True Lavender – Uses in Garden and Kitchen

Lavendula
© GPP / Downderry

We love true lavender (Lavandula angustifolia) most of all because of its intoxicating scent. If you've got lavender in your garden or on your balcony, you can enjoy more than just its beauty and scent. The plant is also great as a culinary herb. Try it for yourself!

Whether it's in sweet or savory dishes, lavender can turn many dishes into a special culinary experience. True lavender has an aroma that's herby and slightly bitter and is similar to how rosemary tastes. Fresh and dried flowers as well as young leaves can be used for different things in the kitchen.

To dry the flower stalks, cut them, secure them in a bundle, and let them hang in a dark area with lots of air circulation. The dried herb will maintain its aroma for a long time if stored in a dark glass jar with a screw-on lid. A rub made of the leaves goes well with strong dishes, such as brats, fish, and stews. Lavender tastes great with mold cheese such as roquefort, as well as sheep and goats milk cheeses.

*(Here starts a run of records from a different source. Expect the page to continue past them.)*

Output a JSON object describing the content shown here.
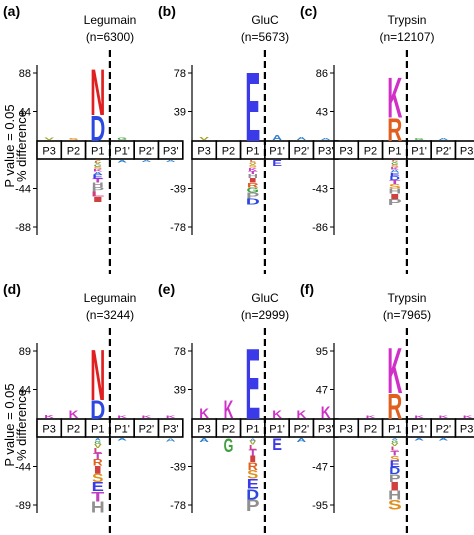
{
  "figure": {
    "ylabel_line1": "P value = 0.05",
    "ylabel_line2": "% difference"
  },
  "positions": [
    "P3",
    "P2",
    "P1",
    "P1'",
    "P2'",
    "P3'"
  ],
  "colors": {
    "N": "#e02020",
    "D": "#2c48e0",
    "E": "#3a3ae8",
    "K": "#d030c8",
    "R": "#e06020",
    "A": "#2c80d0",
    "G": "#40a040",
    "L": "#d04080",
    "V": "#a0a020",
    "S": "#e09020",
    "I": "#d04040",
    "T": "#c040c0",
    "other": "#909090"
  },
  "chart_data": [
    {
      "id": "a",
      "panel_label": "(a)",
      "type": "sequence-logo",
      "title": "Legumain",
      "n": "(n=6300)",
      "ylim": [
        -88,
        88
      ],
      "yticks": [
        "88",
        "44",
        "-44",
        "-88"
      ],
      "p1_upper": [
        {
          "letter": "D",
          "value": 30
        },
        {
          "letter": "N",
          "value": 54
        }
      ],
      "p1_lower": {
        "letters": "SLVGSKAETHPLI",
        "value": -48
      },
      "other": [
        {
          "pos": 0,
          "letter": "V",
          "value": 3
        },
        {
          "pos": 1,
          "letter": "S",
          "value": 2
        },
        {
          "pos": 3,
          "letter": "G",
          "value": 3
        },
        {
          "pos": 3,
          "letter": "A",
          "value": -3
        },
        {
          "pos": 4,
          "letter": "A",
          "value": -2
        },
        {
          "pos": 5,
          "letter": "A",
          "value": -2
        }
      ]
    },
    {
      "id": "b",
      "panel_label": "(b)",
      "type": "sequence-logo",
      "title": "GluC",
      "n": "(n=5673)",
      "ylim": [
        -78,
        78
      ],
      "yticks": [
        "78",
        "39",
        "-39",
        "-78"
      ],
      "p1_upper": [
        {
          "letter": "E",
          "value": 72
        }
      ],
      "p1_lower": {
        "letters": "LSVSKTHIRGPD",
        "value": -45
      },
      "other": [
        {
          "pos": 0,
          "letter": "V",
          "value": 3
        },
        {
          "pos": 3,
          "letter": "A",
          "value": 5
        },
        {
          "pos": 4,
          "letter": "A",
          "value": 3
        },
        {
          "pos": 5,
          "letter": "A",
          "value": 2
        },
        {
          "pos": 3,
          "letter": "E",
          "value": -6
        }
      ]
    },
    {
      "id": "c",
      "panel_label": "(c)",
      "type": "sequence-logo",
      "title": "Trypsin",
      "n": "(n=12107)",
      "ylim": [
        -86,
        86
      ],
      "yticks": [
        "86",
        "43",
        "-43",
        "-86"
      ],
      "p1_upper": [
        {
          "letter": "R",
          "value": 26
        },
        {
          "letter": "K",
          "value": 46
        }
      ],
      "p1_lower": {
        "letters": "LVGSKAEDTSHIP",
        "value": -50
      },
      "other": [
        {
          "pos": 3,
          "letter": "G",
          "value": 2
        },
        {
          "pos": 4,
          "letter": "A",
          "value": 2
        }
      ]
    },
    {
      "id": "d",
      "panel_label": "(d)",
      "type": "sequence-logo",
      "title": "Legumain",
      "n": "(n=3244)",
      "ylim": [
        -89,
        89
      ],
      "yticks": [
        "89",
        "44",
        "-44",
        "-89"
      ],
      "p1_upper": [
        {
          "letter": "D",
          "value": 22
        },
        {
          "letter": "N",
          "value": 60
        }
      ],
      "p1_lower": {
        "letters": "AGVLTRISETH",
        "value": -86
      },
      "other": [
        {
          "pos": 0,
          "letter": "K",
          "value": 4
        },
        {
          "pos": 1,
          "letter": "K",
          "value": 9
        },
        {
          "pos": 3,
          "letter": "K",
          "value": 3
        },
        {
          "pos": 4,
          "letter": "K",
          "value": 3
        },
        {
          "pos": 5,
          "letter": "K",
          "value": 3
        },
        {
          "pos": 3,
          "letter": "A",
          "value": -3
        },
        {
          "pos": 5,
          "letter": "A",
          "value": -4
        }
      ]
    },
    {
      "id": "e",
      "panel_label": "(e)",
      "type": "sequence-logo",
      "title": "GluC",
      "n": "(n=2999)",
      "ylim": [
        -78,
        78
      ],
      "yticks": [
        "78",
        "39",
        "-39",
        "-78"
      ],
      "p1_upper": [
        {
          "letter": "E",
          "value": 74
        }
      ],
      "p1_lower": {
        "letters": "AVLTIRSEDP",
        "value": -74
      },
      "other": [
        {
          "pos": 0,
          "letter": "K",
          "value": 10
        },
        {
          "pos": 1,
          "letter": "K",
          "value": 18
        },
        {
          "pos": 3,
          "letter": "K",
          "value": 8
        },
        {
          "pos": 4,
          "letter": "K",
          "value": 8
        },
        {
          "pos": 5,
          "letter": "K",
          "value": 12
        },
        {
          "pos": 1,
          "letter": "G",
          "value": -14
        },
        {
          "pos": 3,
          "letter": "E",
          "value": -12
        },
        {
          "pos": 0,
          "letter": "A",
          "value": -4
        },
        {
          "pos": 4,
          "letter": "A",
          "value": -4
        }
      ]
    },
    {
      "id": "f",
      "panel_label": "(f)",
      "type": "sequence-logo",
      "title": "Trypsin",
      "n": "(n=7965)",
      "ylim": [
        -95,
        95
      ],
      "yticks": [
        "95",
        "47",
        "-47",
        "-95"
      ],
      "p1_upper": [
        {
          "letter": "R",
          "value": 32
        },
        {
          "letter": "K",
          "value": 58
        }
      ],
      "p1_lower": {
        "letters": "AGVLTSEDPIHS",
        "value": -88
      },
      "other": [
        {
          "pos": 1,
          "letter": "K",
          "value": 3
        },
        {
          "pos": 3,
          "letter": "K",
          "value": 3
        },
        {
          "pos": 4,
          "letter": "K",
          "value": 3
        },
        {
          "pos": 5,
          "letter": "K",
          "value": 3
        },
        {
          "pos": 3,
          "letter": "A",
          "value": -3
        },
        {
          "pos": 4,
          "letter": "A",
          "value": -3
        }
      ]
    }
  ]
}
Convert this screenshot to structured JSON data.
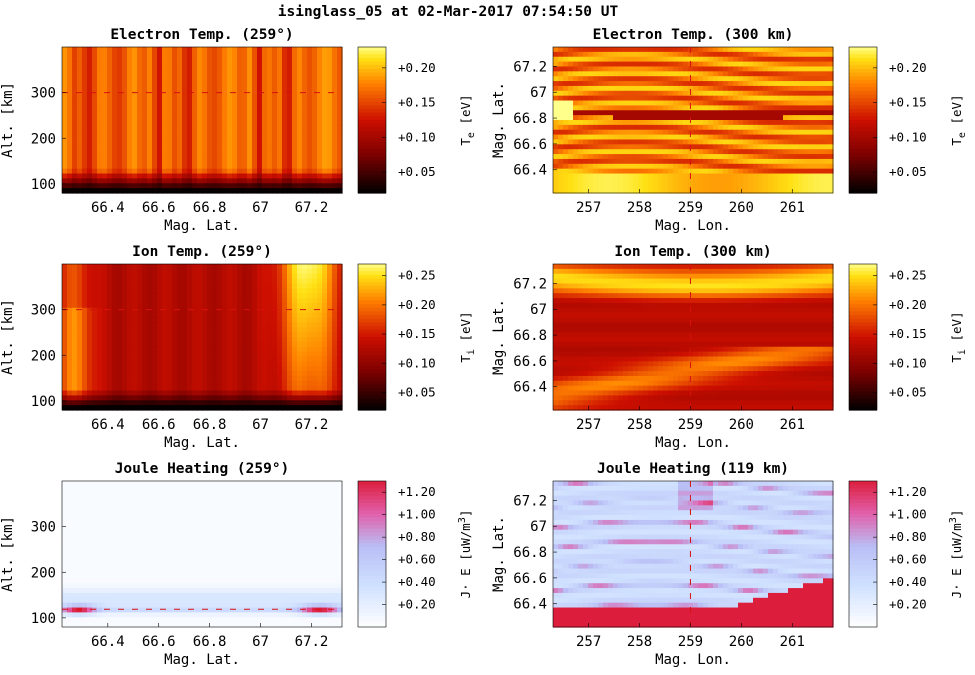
{
  "suptitle": "isinglass_05 at 02-Mar-2017 07:54:50 UT",
  "colors": {
    "hot_low": "#000000",
    "hot_mid": "#cc0000",
    "hot_high": "#ffff30",
    "cool_low": "#ffffff",
    "cool_mid": "#b9c8f5",
    "cool_high": "#dc1e3c"
  },
  "chart_data": [
    {
      "type": "heatmap",
      "id": "te_alt",
      "title": "Electron Temp. (259°)",
      "xlabel": "Mag. Lat.",
      "ylabel": "Alt. [km]",
      "xlim": [
        66.22,
        67.32
      ],
      "ylim": [
        80,
        400
      ],
      "xticks": [
        66.4,
        66.6,
        66.8,
        67,
        67.2
      ],
      "xticklabels": [
        "66.4",
        "66.6",
        "66.8",
        "67",
        "67.2"
      ],
      "yticks": [
        100,
        200,
        300
      ],
      "yticklabels": [
        "100",
        "200",
        "300"
      ],
      "colorbar": {
        "label": "T_e [eV]",
        "ticks": [
          "+0.05",
          "+0.10",
          "+0.15",
          "+0.20"
        ],
        "range": [
          0.02,
          0.23
        ]
      },
      "marker_line": {
        "axis": "y",
        "value": 300
      }
    },
    {
      "type": "heatmap",
      "id": "te_map",
      "title": "Electron Temp. (300 km)",
      "xlabel": "Mag. Lon.",
      "ylabel": "Mag. Lat.",
      "xlim": [
        256.3,
        261.8
      ],
      "ylim": [
        66.22,
        67.35
      ],
      "xticks": [
        257,
        258,
        259,
        260,
        261
      ],
      "xticklabels": [
        "257",
        "258",
        "259",
        "260",
        "261"
      ],
      "yticks": [
        66.4,
        66.6,
        66.8,
        67,
        67.2
      ],
      "yticklabels": [
        "66.4",
        "66.6",
        "66.8",
        "67",
        "67.2"
      ],
      "colorbar": {
        "label": "T_e [eV]",
        "ticks": [
          "+0.05",
          "+0.10",
          "+0.15",
          "+0.20"
        ],
        "range": [
          0.02,
          0.23
        ]
      },
      "marker_line": {
        "axis": "x",
        "value": 259
      }
    },
    {
      "type": "heatmap",
      "id": "ti_alt",
      "title": "Ion Temp. (259°)",
      "xlabel": "Mag. Lat.",
      "ylabel": "Alt. [km]",
      "xlim": [
        66.22,
        67.32
      ],
      "ylim": [
        80,
        400
      ],
      "xticks": [
        66.4,
        66.6,
        66.8,
        67,
        67.2
      ],
      "xticklabels": [
        "66.4",
        "66.6",
        "66.8",
        "67",
        "67.2"
      ],
      "yticks": [
        100,
        200,
        300
      ],
      "yticklabels": [
        "100",
        "200",
        "300"
      ],
      "colorbar": {
        "label": "T_i [eV]",
        "ticks": [
          "+0.05",
          "+0.10",
          "+0.15",
          "+0.20",
          "+0.25"
        ],
        "range": [
          0.02,
          0.27
        ]
      },
      "marker_line": {
        "axis": "y",
        "value": 300
      }
    },
    {
      "type": "heatmap",
      "id": "ti_map",
      "title": "Ion Temp. (300 km)",
      "xlabel": "Mag. Lon.",
      "ylabel": "Mag. Lat.",
      "xlim": [
        256.3,
        261.8
      ],
      "ylim": [
        66.22,
        67.35
      ],
      "xticks": [
        257,
        258,
        259,
        260,
        261
      ],
      "xticklabels": [
        "257",
        "258",
        "259",
        "260",
        "261"
      ],
      "yticks": [
        66.4,
        66.6,
        66.8,
        67,
        67.2
      ],
      "yticklabels": [
        "66.4",
        "66.6",
        "66.8",
        "67",
        "67.2"
      ],
      "colorbar": {
        "label": "T_i [eV]",
        "ticks": [
          "+0.05",
          "+0.10",
          "+0.15",
          "+0.20",
          "+0.25"
        ],
        "range": [
          0.02,
          0.27
        ]
      },
      "marker_line": {
        "axis": "x",
        "value": 259
      }
    },
    {
      "type": "heatmap",
      "id": "jh_alt",
      "title": "Joule Heating (259°)",
      "xlabel": "Mag. Lat.",
      "ylabel": "Alt. [km]",
      "xlim": [
        66.22,
        67.32
      ],
      "ylim": [
        80,
        400
      ],
      "xticks": [
        66.4,
        66.6,
        66.8,
        67,
        67.2
      ],
      "xticklabels": [
        "66.4",
        "66.6",
        "66.8",
        "67",
        "67.2"
      ],
      "yticks": [
        100,
        200,
        300
      ],
      "yticklabels": [
        "100",
        "200",
        "300"
      ],
      "colorbar": {
        "label": "J· E [uW/m^3]",
        "ticks": [
          "+0.20",
          "+0.40",
          "+0.60",
          "+0.80",
          "+1.00",
          "+1.20"
        ],
        "range": [
          0.0,
          1.3
        ]
      },
      "marker_line": {
        "axis": "y",
        "value": 119
      }
    },
    {
      "type": "heatmap",
      "id": "jh_map",
      "title": "Joule Heating (119 km)",
      "xlabel": "Mag. Lon.",
      "ylabel": "Mag. Lat.",
      "xlim": [
        256.3,
        261.8
      ],
      "ylim": [
        66.22,
        67.35
      ],
      "xticks": [
        257,
        258,
        259,
        260,
        261
      ],
      "xticklabels": [
        "257",
        "258",
        "259",
        "260",
        "261"
      ],
      "yticks": [
        66.4,
        66.6,
        66.8,
        67,
        67.2
      ],
      "yticklabels": [
        "66.4",
        "66.6",
        "66.8",
        "67",
        "67.2"
      ],
      "colorbar": {
        "label": "J· E [uW/m^3]",
        "ticks": [
          "+0.20",
          "+0.40",
          "+0.60",
          "+0.80",
          "+1.00",
          "+1.20"
        ],
        "range": [
          0.0,
          1.3
        ]
      },
      "marker_line": {
        "axis": "x",
        "value": 259
      }
    }
  ]
}
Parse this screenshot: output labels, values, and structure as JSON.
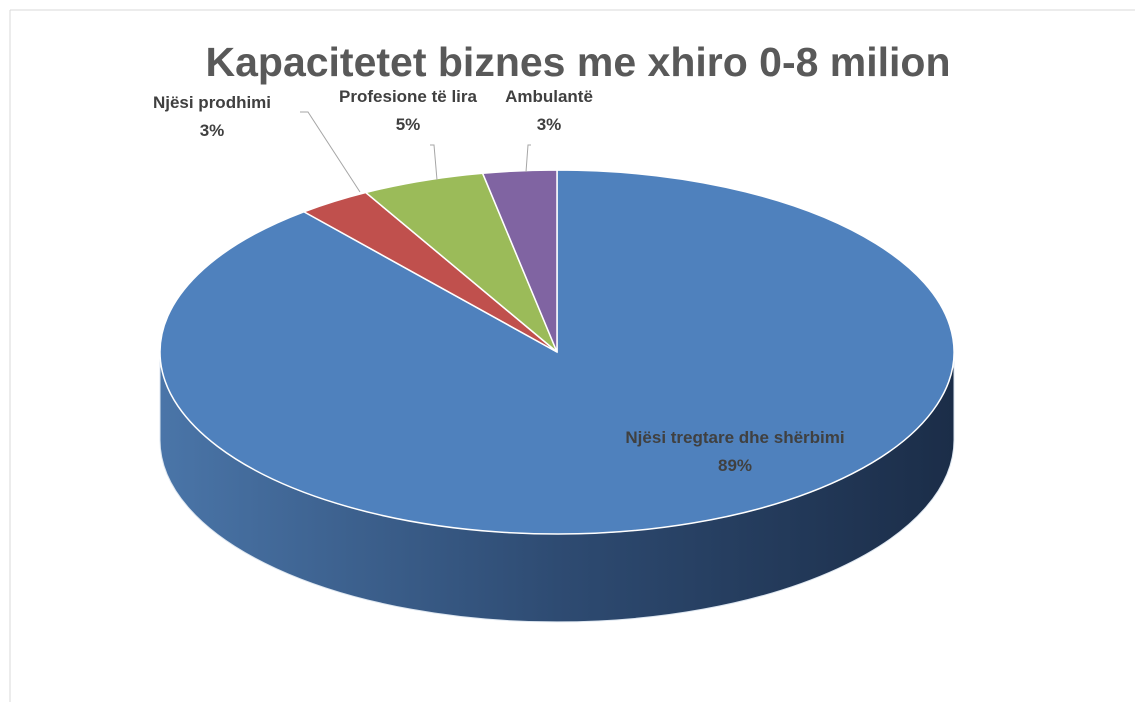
{
  "chart_data": {
    "type": "pie",
    "title": "Kapacitetet biznes me xhiro 0-8 milion",
    "categories": [
      "Njësi tregtare dhe shërbimi",
      "Njësi prodhimi",
      "Profesione të lira",
      "Ambulantë"
    ],
    "values": [
      89,
      3,
      5,
      3
    ],
    "value_labels": [
      "89%",
      "3%",
      "5%",
      "3%"
    ],
    "colors": [
      "#4f81bd",
      "#c0504d",
      "#9bbb59",
      "#8064a2"
    ]
  }
}
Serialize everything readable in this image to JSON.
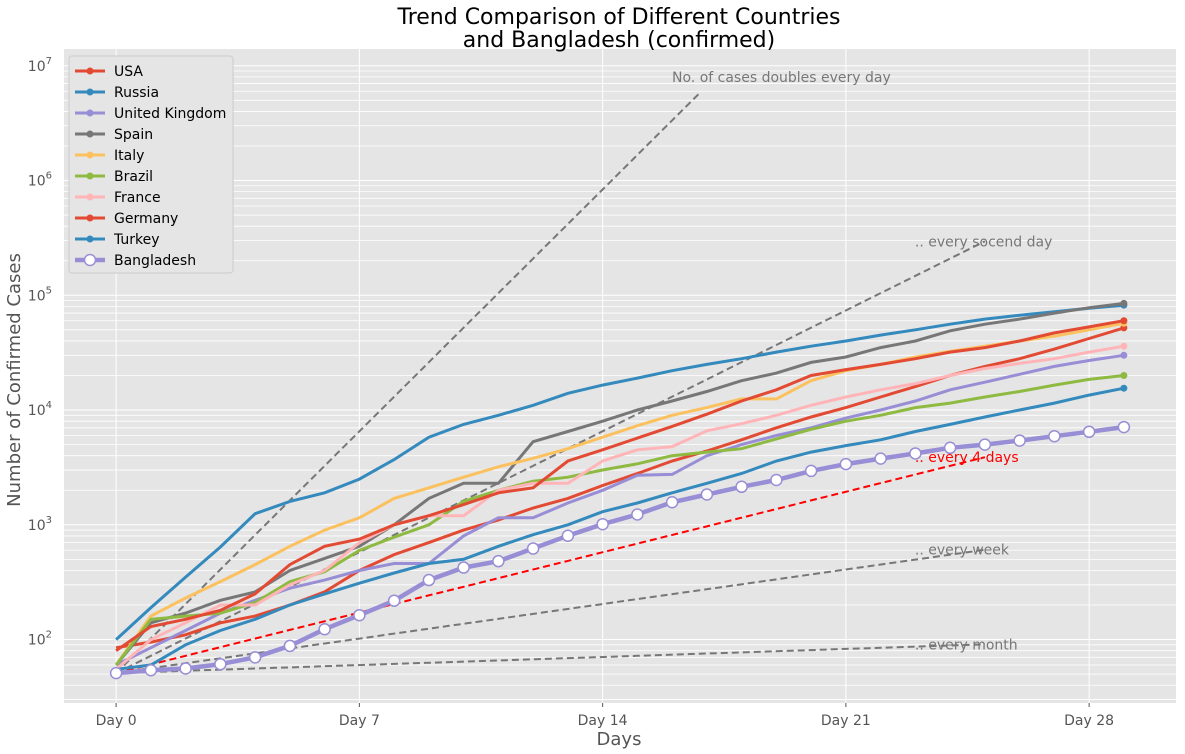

The aromatic flowers lend a gentle note to desserts, baked goods, ice cream, and marmalade. Lavender flowers can also be used to decorate dishes because they have such a wonderful color. For this, you needn't use the entire flower stalk. It might look pretty, but it's actually quite woody and is not edible. If the sepals are removed, the flowers become a wonderfully tasty garnish that leaves behind decorative trace of color on the dish.

When used with vinegar, oil, salt, and sugar, lavender's taste can be delicately captured and can be used to refine dishes easily. To make scented sugar or salt, mix in lavender flowers in a glass jar with a screw-on lid and fill it. After two or three weeks, the salt or sugar will have taken on the taste of lavender and the flowers can be strained out.

For a bit of Mediterranean flair in vinegar or oil, add freshly cut lavender spikes to the bottle and fill it with fluids. It's best to keep the container in a dark place for the next three to four weeks.Although gardens certainly benefit from lots of lavender, be sure to use it sparingly in the kitchen. Use just a little too much and its powerful aroma will make the dish taste soapy or bitter. But once you've tried it and realized just how true lavender can enrich your cooking, you won't want to be without it in your garden, on your balcony, or in the kitchen.